Lito Soriano, recruitment specialist, said he received information that Saudi’s Shoura Council has passed a law banning expatriates from working for companies and individuals other than their employers or sponsors.
“According to the new law, punitive action would be taken against Saudi sponsors and companies who allow foreigners to work for other employers,” he said.
Soriano said violators face jail sentences of not more than five years.
He added the Shoura also passed a draft law that incriminates those who employ visa violators or leave their employees to work on their own or for others or use the workers of other sponsors.
The Shoura decisions augur well for the Labor Ministry’s efforts to regulate the job market and create more employment opportunities for Saudis. It also supports the government’s move to crack down on cover-up businesses.
The consultative body approved a draft law with 14 articles to deal with expatriates who violate the Kingdom’s regulations including those who overstay Haj and Umrah visas.

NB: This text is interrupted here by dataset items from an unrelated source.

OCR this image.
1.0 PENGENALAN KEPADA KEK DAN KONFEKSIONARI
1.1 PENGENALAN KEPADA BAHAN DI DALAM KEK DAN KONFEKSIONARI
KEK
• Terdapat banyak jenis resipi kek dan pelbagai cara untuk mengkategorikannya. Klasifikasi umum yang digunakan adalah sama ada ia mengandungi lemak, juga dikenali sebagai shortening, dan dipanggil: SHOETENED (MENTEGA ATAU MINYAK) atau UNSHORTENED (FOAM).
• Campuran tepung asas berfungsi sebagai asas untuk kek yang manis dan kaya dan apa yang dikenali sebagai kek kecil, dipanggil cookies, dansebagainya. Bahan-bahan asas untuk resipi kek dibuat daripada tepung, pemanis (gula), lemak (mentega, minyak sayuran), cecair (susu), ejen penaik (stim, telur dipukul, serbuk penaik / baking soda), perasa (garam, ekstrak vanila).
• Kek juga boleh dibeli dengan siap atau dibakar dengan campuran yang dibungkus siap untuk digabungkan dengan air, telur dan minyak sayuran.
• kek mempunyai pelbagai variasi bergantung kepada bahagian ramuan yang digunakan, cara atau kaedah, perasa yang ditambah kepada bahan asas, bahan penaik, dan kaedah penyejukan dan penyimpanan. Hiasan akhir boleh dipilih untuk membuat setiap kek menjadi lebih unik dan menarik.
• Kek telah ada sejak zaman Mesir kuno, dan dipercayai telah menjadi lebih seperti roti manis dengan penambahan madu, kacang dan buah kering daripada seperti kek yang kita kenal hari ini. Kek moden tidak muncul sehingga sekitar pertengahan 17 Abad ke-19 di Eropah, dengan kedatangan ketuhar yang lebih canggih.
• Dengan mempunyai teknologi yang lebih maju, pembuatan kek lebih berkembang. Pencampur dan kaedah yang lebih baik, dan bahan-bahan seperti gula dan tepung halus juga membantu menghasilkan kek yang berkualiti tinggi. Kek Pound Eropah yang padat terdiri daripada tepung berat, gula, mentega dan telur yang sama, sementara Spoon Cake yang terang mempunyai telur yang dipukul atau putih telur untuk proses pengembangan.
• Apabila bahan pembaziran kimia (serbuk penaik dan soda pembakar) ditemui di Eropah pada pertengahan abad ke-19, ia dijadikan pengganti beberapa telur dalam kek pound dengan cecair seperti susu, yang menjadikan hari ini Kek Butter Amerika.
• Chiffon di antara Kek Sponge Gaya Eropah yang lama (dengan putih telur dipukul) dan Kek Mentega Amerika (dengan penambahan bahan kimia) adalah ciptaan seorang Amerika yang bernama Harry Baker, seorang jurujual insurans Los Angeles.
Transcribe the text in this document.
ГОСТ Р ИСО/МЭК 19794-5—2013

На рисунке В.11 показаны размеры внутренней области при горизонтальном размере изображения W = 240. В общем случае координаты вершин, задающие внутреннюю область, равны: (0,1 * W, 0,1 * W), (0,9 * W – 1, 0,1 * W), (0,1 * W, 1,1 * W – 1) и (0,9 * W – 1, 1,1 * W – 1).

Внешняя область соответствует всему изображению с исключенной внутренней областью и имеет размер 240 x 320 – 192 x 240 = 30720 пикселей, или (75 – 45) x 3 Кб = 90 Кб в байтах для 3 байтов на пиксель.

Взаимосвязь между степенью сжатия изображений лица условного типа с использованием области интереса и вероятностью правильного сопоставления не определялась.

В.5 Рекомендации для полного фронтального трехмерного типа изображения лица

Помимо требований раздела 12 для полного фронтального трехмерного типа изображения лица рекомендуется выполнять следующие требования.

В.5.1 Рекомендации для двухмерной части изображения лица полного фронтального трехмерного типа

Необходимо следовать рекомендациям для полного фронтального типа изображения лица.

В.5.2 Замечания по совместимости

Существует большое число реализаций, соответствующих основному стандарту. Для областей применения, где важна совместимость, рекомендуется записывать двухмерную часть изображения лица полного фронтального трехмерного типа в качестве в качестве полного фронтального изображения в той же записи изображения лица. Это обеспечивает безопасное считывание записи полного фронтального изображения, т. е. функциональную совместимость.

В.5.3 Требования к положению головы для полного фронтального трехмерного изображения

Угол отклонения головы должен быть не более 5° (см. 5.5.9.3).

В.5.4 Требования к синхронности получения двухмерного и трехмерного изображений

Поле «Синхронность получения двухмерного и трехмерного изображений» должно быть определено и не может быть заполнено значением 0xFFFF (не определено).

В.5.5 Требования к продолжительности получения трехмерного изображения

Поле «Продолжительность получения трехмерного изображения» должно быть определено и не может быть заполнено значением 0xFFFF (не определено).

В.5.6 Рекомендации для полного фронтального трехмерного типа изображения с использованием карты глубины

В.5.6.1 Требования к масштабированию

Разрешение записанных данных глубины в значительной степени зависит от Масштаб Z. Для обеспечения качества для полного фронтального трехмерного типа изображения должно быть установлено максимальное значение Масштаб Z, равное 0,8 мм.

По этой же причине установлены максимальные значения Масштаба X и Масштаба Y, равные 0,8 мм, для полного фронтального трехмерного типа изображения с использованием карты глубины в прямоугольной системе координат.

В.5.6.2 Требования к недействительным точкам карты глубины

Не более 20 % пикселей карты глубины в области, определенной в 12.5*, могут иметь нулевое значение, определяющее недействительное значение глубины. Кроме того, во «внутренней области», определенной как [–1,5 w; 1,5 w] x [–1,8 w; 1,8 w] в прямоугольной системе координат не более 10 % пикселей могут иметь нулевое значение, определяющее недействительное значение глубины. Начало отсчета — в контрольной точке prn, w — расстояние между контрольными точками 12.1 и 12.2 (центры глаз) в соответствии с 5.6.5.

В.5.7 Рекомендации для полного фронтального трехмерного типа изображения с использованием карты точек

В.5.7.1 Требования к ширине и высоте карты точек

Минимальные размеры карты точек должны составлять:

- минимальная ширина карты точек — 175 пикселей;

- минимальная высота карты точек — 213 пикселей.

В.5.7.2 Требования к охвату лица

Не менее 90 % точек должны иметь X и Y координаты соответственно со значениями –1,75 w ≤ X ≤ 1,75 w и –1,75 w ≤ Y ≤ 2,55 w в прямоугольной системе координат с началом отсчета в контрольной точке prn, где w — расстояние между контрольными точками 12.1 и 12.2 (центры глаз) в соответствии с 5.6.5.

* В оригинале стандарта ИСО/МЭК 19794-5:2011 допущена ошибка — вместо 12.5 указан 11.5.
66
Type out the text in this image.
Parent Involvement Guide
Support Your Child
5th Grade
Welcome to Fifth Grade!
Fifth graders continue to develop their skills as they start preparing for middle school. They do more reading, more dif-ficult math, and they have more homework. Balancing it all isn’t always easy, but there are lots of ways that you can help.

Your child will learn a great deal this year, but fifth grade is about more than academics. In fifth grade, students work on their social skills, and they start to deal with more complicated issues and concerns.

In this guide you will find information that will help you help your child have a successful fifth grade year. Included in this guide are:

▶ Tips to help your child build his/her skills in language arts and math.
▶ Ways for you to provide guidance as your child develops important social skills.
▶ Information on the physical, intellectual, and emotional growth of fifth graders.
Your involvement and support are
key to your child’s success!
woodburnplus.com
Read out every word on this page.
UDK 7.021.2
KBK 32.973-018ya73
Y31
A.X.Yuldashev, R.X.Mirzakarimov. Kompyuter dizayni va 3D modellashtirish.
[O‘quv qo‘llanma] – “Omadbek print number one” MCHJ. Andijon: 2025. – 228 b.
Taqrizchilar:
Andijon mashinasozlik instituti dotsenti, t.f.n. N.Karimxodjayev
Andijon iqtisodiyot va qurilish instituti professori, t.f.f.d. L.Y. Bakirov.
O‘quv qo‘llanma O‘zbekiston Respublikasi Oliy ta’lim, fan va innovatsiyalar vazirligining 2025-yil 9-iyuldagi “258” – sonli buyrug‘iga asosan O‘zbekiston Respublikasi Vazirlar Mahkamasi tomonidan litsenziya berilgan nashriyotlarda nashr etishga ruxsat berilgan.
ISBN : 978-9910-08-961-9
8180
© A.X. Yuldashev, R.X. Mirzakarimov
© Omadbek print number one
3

The new law said security agencies shall arrest those who employ expatriates who violate Saudi law as well as those who allow their employees to work for their personal accounts.
Police can also arrest those who hide, shelter or transport violators or provide them with any form of assistance as well as those who did not inform authorities about the delay in departure of people whom they brought.
The violators who came on Haj, Umrah and visit visas (and working for individuals and companies) would be deported at the expense of those who employ them.
The amended Article 39 of the Saudi Labor Law says, “An employer is not allowed to leave his employee to work for others, while an employee is not allowed to work for another employer, without following the necessary procedures.”
The Labor Ministry inspectors shall visit companies and institutions to look for violators of the law and hand them over to the Interior Ministry for action.